Merthon imagined shiny black Cruisers in deep space turning, making calculations, all plotting a course straight for the dusty old rock, his dusty old rock, right down on top of Marco’s hideaway. “I’ve got to warn everyone.” Merthon thought to fire the gun at her, to stun her again like he’d done before. But before he could lift the barrel a little higher and squeeze the trigger his rifle was flying out of his hands, she’d kicked it and it was no longer there. He’d underestimated his own creation and now they were going to pay for it. You fool, said Jamis, in his head.
“You are not warning anyone,” she said. And she hit his face with the stump of her arm and he fell to the floor. Dazed, his eyes refocused on the round illuminators attached to the high ceiling that had just begun to glow. Morning was coming, and so were the Bakanhe Grana.
Escape
Aboard the Federation Warship Persephony
2 days left
The holding cells inside the Persephony were dirty white, each with a clear energy wall facing the hallway, and a bank of lights running between. Most were empty, though Jolo could occasionally hear a sad, scratchy old voice, out of tune, singing a song he remembered his men had sung during some war that his former self had fought in.
There was no night in space, but the lights went off all the same for eight hours each day. Jolo had counted the lights going out nine times since they’d been hauled into the little box with three flat bunks that pull
ed out of the wall and a hole in the center to do their business. It reminded him of the cell on Sol when he first made it back. This time he had company, but he thought maybe it would have been better to be alone.
Greeley paced off four steps, touching the wall as he went, then turned and paced another four, then repeated the process, stepping around and sometimes over his cell mates. It was just enough space to drive a person mad. Greeley mumbled in anger as he walked, though occasionally coherent words popped out. “No escape plan. No escape plan.” He’d repeat this little mantra in time with each step. Finally Jolo would get pissed.
“I got us on board. I got us in front of that scumbag Filcher. Mission accomplished.”
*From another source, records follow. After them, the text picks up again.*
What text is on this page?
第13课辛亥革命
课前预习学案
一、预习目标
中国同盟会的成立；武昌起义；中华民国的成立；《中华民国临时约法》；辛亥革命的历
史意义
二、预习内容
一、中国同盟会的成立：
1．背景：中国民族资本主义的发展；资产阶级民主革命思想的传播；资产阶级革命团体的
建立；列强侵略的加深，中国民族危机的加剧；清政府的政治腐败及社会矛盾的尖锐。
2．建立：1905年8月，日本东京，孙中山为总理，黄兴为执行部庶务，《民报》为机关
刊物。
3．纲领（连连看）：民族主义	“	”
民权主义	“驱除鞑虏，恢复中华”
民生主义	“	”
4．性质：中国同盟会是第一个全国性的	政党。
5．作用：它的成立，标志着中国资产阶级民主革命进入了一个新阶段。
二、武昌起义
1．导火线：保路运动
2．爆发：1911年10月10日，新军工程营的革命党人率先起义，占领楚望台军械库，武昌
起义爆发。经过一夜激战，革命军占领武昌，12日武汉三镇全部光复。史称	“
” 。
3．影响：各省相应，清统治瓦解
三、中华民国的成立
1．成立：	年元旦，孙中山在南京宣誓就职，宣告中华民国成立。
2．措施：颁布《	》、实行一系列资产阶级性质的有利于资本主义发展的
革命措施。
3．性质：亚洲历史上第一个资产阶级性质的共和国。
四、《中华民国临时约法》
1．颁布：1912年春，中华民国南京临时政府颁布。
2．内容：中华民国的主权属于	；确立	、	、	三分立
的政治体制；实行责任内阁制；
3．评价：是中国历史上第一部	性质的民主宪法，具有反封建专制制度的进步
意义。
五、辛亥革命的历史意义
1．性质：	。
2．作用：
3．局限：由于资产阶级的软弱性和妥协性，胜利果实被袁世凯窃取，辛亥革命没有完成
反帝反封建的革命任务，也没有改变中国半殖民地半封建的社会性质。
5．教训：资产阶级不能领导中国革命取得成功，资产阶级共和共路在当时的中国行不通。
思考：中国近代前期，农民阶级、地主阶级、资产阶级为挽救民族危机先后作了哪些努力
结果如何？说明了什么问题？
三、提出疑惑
“Yeah. But with no escape plan. Give me a gun and let me die fighting. This is no way to go. I just can’t believe you had no clue about how to escape this giant, Fed shitboat.”
“I didn’t think we’d need to escape. And I didn’t see you coming up with any contingency plans.”
“Well, maybe I should’ve.”
“Stop it!” yelled Barth, sitting on the floor next to the energy field wall.
He gently probed the boundary of the energy field, a thin green spark of electricity arcing over to his thick alacyte fingers. Each time he touched the wall a whiff of smoke rose up and with it a burning smell like melted electrical wire. Jolo wondered exactly what was getting fried each time the old engineer stuck that black arm in.